At first in many edifices, the rites of
Shint[=o] and Buddhism were alternately performed. The Buddhist symbols
might be in the front, and the Shint[=o]ist in the rear of the sacred
hall, or _vice versa_, with a bamboo curtain between; but gradually the
two blended. Instead of austere simplicity, the Shint[=o] interior
contained a museum of idols.
Image carvers had now plenty to do in making, out of camphor or _hinoki_
wood, effigies of such of the eight million or so of kamis as were given
places in the new and enlarged pantheon. The multiplication was always
on the side of Buddhism.

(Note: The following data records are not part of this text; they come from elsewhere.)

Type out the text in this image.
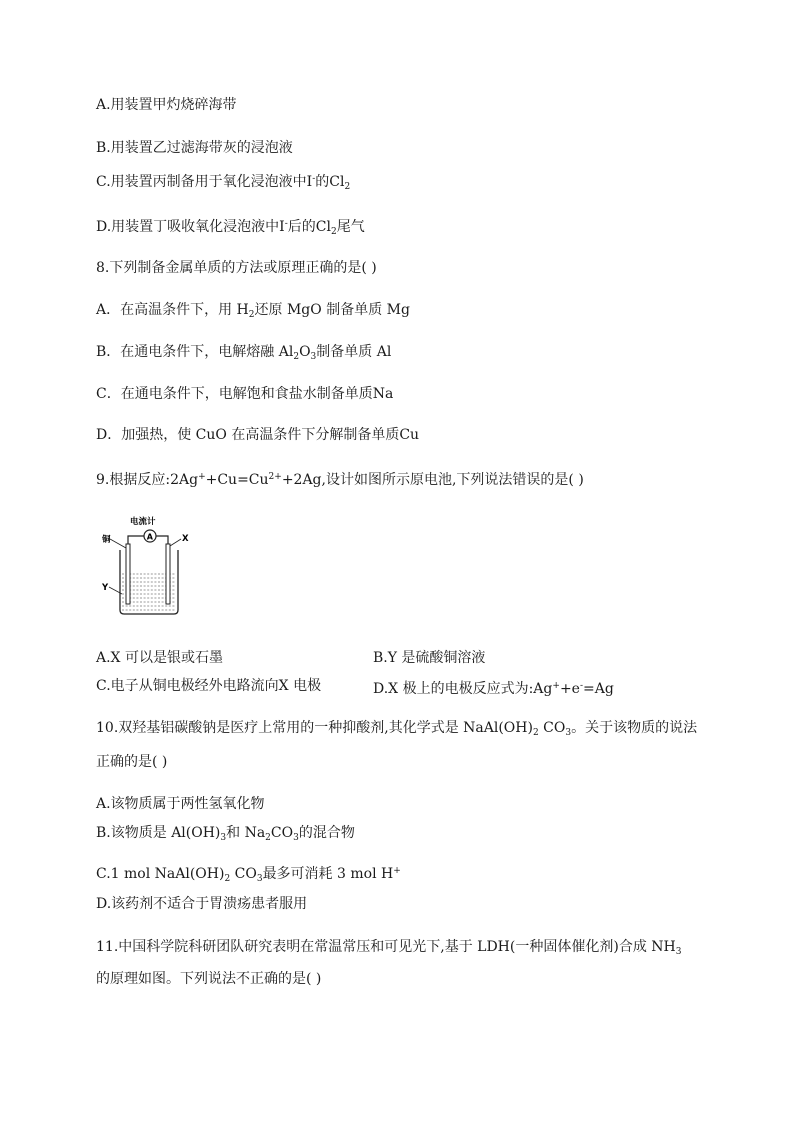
A.用装置甲灼烧碎海带
B.用装置乙过滤海带灰的浸泡液
C.用装置丙制备用于氧化浸泡液中I-的$Cl_2$
D.用装置丁吸收氧化浸泡液中I-后的$Cl_2$尾气
8.下列制备金属单质的方法或原理正确的是( )
A．在高温条件下，用 $H_2$还原 MgO 制备单质 Mg
B．在通电条件下，电解熔融 $Al_2O_3$制备单质 Al
C．在通电条件下，电解饱和食盐水制备单质Na
D．加强热，使 CuO 在高温条件下分解制备单质Cu
9.根据反应$:2Ag^++Cu=Cu^{2+}+2Ag$,设计如图所示原电池,下列说法错误的是( )
电流计
A
铜	X
Y
A.X 可以是银或石墨	B.Y 是硫酸铜溶液
C.电子从铜电极经外电路流向X 电极	D.X 极上的电极反应式为:Ag++e-=Ag
10.双羟基铝碳酸钠是医疗上常用的一种抑酸剂,其化学式是 $NaAl(OH)_2$ $CO_3$。关于该物质的说法
正确的是( )
A.该物质属于两性氢氧化物
B.该物质是 $Al(OH)_3$和 $Na_2CO_3$的混合物
C.1 mol $NaAl(OH)_2$ $CO_3$最多可消耗 3 mol H+
D.该药剂不适合于胃溃疡患者服用
11.中国科学院科研团队研究表明在常温常压和可见光下,基于 LDH(一种固体催化剂)合成 $NH_3$
的原理如图。下列说法不正确的是( )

Soon, also, the architecture was altered from
the type of the primitive hut, to that of the low Chinese temple with
great sweeping roof, re-curved eaves, many-columned auditorium and
imposing gateway, with lacquer, paint, gilding and ceilings, on which,
in blazing gold and color, were depicted the emblems of the Buddhist
paradise. Many of these still remain even after the national purgation
of 1870, just as the Christian inscriptions survive in the marble
palimpsests of Mahometan mosques, converted from basilicas, at Damascus
or Constantinople. The torii was no longer raised in plain hinoki wood,
but was now constructed of hewn stone, rounded or polished.